Der mit 5.000 Euro dotierte Theodor-Wanner-Preis kommt der von Jacques Delors gegründeten Studien- und Forschungseinrichtung "Notre Europe" zugute. Seit 1996 bereichert der unabhängige Thinktank mit Sitz in Paris die öffentliche Debatte und den politischen Diskurs mit Forschungsprojekten und Veranstaltungen sowie mit politischen Analysen und Handlungsempfehlungen. "Notre Europe" trägt so zu einem Zusammenwachsen der Völker Europas bei.

Den Theodor-Wanner-Preis stiftet der Förderverein für das Institut für Auslandsbeziehungen. Das ifa vergibt ihn seit 2009 in Kooperation mit dem Allianz Stiftungsforum an Menschen, die durch ihr wissenschaftliches, soziales, friedenspolitisches, künstlerisches oder unternehmerisches Engagement Herausragendes für den Dialog der Kulturen geleistet haben.

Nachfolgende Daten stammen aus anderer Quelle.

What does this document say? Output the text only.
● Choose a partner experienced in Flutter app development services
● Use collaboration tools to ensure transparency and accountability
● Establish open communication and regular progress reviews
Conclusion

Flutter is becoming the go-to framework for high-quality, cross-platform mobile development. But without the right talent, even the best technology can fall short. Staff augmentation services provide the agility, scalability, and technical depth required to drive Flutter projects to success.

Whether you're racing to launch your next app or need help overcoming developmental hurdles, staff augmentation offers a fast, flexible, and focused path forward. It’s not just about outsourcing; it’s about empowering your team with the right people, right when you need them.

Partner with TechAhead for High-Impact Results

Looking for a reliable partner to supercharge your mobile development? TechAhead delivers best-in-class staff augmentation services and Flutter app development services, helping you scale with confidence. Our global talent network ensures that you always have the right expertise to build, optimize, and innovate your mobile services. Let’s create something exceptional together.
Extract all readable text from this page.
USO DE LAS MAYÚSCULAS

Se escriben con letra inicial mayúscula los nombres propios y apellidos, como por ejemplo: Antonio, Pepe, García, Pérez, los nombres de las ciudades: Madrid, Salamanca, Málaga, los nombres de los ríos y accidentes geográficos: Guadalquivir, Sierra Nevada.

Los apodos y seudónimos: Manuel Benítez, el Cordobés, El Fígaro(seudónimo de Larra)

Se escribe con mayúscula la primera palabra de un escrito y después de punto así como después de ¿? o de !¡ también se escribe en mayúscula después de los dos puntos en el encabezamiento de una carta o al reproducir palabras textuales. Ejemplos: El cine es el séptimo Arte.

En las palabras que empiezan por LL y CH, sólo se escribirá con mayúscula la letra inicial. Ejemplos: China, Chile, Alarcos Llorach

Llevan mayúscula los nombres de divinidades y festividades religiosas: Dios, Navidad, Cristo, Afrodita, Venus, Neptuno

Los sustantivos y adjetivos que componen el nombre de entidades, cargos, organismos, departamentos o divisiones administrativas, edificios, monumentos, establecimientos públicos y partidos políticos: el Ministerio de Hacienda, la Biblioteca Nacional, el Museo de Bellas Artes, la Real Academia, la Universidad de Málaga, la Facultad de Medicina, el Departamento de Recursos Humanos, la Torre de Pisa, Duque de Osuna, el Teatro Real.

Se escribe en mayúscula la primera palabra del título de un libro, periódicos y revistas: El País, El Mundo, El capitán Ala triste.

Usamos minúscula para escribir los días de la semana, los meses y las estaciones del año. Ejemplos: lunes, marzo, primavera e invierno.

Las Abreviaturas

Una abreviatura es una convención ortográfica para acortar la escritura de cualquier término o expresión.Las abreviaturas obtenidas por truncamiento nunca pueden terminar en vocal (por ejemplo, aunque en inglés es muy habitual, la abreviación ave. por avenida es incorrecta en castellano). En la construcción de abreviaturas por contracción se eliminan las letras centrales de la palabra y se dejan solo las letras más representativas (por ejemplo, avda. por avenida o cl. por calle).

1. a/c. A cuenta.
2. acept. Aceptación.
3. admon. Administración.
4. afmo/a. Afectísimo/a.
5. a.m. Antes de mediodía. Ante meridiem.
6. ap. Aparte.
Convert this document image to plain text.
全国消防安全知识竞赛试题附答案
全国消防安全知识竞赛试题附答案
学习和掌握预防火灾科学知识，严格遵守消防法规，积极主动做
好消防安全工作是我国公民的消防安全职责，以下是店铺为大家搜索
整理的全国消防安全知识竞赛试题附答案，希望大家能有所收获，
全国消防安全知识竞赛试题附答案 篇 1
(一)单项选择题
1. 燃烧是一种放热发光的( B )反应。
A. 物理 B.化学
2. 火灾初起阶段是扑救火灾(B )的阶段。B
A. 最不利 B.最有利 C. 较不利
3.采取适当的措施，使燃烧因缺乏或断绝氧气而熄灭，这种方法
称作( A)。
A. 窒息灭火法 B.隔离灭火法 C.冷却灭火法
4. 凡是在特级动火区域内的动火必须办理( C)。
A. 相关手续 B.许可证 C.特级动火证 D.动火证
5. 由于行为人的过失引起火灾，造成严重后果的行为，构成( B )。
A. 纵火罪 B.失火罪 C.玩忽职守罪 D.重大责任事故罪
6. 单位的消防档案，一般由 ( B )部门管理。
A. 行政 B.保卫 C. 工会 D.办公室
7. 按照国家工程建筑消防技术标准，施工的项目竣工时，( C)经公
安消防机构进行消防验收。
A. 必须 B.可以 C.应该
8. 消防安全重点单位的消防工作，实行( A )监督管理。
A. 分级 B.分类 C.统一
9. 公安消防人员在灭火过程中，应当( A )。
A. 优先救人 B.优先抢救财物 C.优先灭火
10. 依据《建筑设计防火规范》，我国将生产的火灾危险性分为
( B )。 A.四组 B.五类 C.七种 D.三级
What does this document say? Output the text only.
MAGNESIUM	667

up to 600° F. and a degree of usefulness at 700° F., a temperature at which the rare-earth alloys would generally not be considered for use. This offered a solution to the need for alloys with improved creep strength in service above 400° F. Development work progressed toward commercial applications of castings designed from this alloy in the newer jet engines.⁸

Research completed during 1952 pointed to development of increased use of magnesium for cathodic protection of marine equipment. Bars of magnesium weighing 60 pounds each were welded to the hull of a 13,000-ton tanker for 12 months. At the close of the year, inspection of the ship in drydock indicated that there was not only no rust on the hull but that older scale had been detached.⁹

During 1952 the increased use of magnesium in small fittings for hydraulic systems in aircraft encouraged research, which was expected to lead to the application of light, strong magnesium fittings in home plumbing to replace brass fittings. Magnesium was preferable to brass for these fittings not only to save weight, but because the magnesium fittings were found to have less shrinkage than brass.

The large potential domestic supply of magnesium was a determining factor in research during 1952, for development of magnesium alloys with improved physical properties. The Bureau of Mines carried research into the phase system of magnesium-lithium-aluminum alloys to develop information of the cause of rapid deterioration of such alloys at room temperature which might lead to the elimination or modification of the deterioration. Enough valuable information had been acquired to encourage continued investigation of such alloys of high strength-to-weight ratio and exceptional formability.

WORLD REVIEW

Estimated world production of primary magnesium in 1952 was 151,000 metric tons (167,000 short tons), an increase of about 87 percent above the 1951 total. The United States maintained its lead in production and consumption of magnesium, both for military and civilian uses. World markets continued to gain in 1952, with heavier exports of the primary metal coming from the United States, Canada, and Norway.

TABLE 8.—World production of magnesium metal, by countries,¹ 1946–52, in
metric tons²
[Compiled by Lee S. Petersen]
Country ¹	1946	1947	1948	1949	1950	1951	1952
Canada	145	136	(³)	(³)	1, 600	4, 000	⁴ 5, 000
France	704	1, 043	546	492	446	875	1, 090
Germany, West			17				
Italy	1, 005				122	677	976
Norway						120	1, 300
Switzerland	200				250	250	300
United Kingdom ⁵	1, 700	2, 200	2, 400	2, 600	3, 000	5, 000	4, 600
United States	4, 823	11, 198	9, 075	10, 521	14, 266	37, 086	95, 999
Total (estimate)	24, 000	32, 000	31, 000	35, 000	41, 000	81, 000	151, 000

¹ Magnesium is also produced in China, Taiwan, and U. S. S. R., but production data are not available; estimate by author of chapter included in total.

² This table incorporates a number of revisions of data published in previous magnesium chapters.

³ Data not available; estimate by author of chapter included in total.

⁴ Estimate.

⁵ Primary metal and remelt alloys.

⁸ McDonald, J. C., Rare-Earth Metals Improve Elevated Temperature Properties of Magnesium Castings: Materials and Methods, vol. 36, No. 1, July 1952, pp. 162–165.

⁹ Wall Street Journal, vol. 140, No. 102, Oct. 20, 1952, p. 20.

Der Preis erinnert an Theodor Wanner, auf dessen Initiative 1917 das Deutsche Ausland-Institut (DAI), das heutige ifa, gegründet wurde. Erster Theodor-Wanner-Preisträger war der Generalmusikdirektor der Staatsoper Berlin und Leiter des West-Eastern Divan Orchestra, Daniel Barenboim, der mittels Musik einen wichtigen Beitrag zur israelisch-arabischen Annäherung leistet. Den Theodor-Wanner-Preis 2010 erhielt Carla Del Ponte, die ehemalige Chefanklägerin der Internationalen Strafgerichtshöfe in Den Haag für Ruanda und das ehemalige Jugoslawien. Die Laudationes hielten Bundesminister a. D. Joschka Fischer (2009) sowie die ehemalige Präsidentin des Bundesverfassungsgerichts und des Goethe-Instituts, Jutta Limbach (2010).